Forgetting Middle Skill Jobs

A new report from Skills2Compete attempts to address a national problem which continues to diminish our country’s competitive edge in the global economy. The loss of middle-skill jobs and the lack of qualified workers to fill the remaining jobs are major barriers, not only to our economic recovery, but also to our ability to sustain a high quality of life for succeeding generations. The report concludes that a new state policy is needed to align the workforce and education and training to better meet California’s labor market demand. Accomplishing that goal means improving basic skills in the workforce and ensuring that skills training and education is available to anyone post high school. A major policy change is a good start, but the report does not go far enough in addressing what is needed to restore the importance of middle-skill jobs to the economy.

Part of the challenge lies with the current mindset of the public education system and parents who value and push college as the only track to a well-paying and satisfying job. This leaves out a large segment of youth and the workforce who are not college bound and who need training and skills and encouragement to fill middle-skill jobs. Where does a high school student get vocational training or learn about middle skill jobs? Remember woodworking? Metal shop? Drafting?

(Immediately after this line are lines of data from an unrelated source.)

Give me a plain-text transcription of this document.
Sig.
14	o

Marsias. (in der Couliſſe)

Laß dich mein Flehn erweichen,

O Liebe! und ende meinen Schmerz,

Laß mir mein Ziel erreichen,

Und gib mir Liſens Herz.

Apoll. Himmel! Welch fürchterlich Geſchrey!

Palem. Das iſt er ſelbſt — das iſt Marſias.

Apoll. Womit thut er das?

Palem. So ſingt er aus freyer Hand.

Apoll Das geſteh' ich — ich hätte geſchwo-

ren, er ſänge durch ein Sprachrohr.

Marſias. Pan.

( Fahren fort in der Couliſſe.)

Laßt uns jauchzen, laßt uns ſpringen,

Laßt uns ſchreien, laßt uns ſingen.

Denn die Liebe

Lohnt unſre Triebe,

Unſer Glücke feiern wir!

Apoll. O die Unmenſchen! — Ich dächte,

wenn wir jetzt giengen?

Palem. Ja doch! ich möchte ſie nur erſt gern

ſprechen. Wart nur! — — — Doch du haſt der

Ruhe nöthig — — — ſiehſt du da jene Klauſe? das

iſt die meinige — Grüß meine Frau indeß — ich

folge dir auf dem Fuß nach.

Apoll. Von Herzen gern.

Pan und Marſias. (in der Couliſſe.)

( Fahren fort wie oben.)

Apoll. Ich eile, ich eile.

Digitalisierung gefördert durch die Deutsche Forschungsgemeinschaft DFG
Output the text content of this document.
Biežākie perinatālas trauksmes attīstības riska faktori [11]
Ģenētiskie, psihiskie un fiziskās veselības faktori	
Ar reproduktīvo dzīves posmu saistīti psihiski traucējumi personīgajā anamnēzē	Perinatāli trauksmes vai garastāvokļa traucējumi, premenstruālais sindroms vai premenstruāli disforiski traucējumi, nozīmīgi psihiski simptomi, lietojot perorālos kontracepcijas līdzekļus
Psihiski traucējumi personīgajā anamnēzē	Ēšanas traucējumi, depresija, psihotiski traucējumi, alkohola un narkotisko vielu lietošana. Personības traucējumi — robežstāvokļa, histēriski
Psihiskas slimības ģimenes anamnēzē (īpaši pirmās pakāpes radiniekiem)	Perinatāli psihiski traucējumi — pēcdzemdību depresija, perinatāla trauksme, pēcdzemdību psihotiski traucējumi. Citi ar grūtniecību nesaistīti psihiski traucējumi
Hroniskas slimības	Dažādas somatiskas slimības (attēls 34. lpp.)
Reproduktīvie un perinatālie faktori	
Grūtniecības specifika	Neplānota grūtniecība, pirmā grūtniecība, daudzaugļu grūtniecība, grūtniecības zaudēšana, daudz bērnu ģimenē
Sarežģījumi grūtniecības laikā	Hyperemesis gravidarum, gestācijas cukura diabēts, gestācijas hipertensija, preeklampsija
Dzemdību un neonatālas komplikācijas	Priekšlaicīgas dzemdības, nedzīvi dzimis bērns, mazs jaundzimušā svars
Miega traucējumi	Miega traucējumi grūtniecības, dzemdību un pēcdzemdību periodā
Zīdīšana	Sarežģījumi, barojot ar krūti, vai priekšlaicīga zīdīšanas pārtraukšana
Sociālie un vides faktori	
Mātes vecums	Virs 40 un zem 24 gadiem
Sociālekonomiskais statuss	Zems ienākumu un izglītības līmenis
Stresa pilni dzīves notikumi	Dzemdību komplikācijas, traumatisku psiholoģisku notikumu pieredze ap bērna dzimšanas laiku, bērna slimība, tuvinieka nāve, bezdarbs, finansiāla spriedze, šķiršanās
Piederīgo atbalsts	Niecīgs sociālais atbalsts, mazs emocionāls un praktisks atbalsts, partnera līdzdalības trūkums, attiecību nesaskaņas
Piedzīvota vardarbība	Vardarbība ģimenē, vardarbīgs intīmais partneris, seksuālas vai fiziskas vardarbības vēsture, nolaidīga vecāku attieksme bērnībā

Vocational education was the name of the program that provided these courses, but now it’s labeled “career tech” and the classes are no longer available in most public high schools. As a result, students have little awareness of these careers. A few years ago, while conducting focus groups of freshman and sophomore students, I was stunned to learn that many did not know what an electrician, welder, auto technician, or HVAC technician did and worse, they disdained those jobs because they thought they were “dirty” and didn’t pay well. This doesn’t bode well for a functioning society or economy. Who will service our cars, fix our plumbing, and build machinery to process our food or the solar panels to heat our homes? It will take more than a policy change to transform awareness, perceptions and values about middle-skill jobs.

The last economic boom was sustained, not by wealth created by high value manufacturing jobs, but by unbridled consumer spending particularly for houses and retail goods. If we want that standard of living to return, then we must address the greater challenge of how to grow and sustain an economy driven by production of goods instead of consumption. Along with a paradigm shift in our educational system that recognizes the importance of middle skill jobs, we must change our attitudes about work and what creates value not only for our economy but our worth to society.

We continue to hold on to arcane principles and entitled expectations about work that are increasingly less relevant in a fast-paced globalized world. We are not prepared to re-invent ourselves and our careers in terms of continuous learning of new skills and training either for middle-skill or knowledge jobs. That is what is ultimately needed to succeed in the rapidly changing workplace.

Leslie Parks has spent over ten years as a practitioner and consultant in the fields of economic and workforce development. She recently served as Director of Downtown Management and Industrial Development for the San Jose Redevelopment Agency until September 23, 2009 when she and 24 colleagues were laid off due to significant budget cuts. Leslie is now preparing for yet another career in the 21st Century workplace.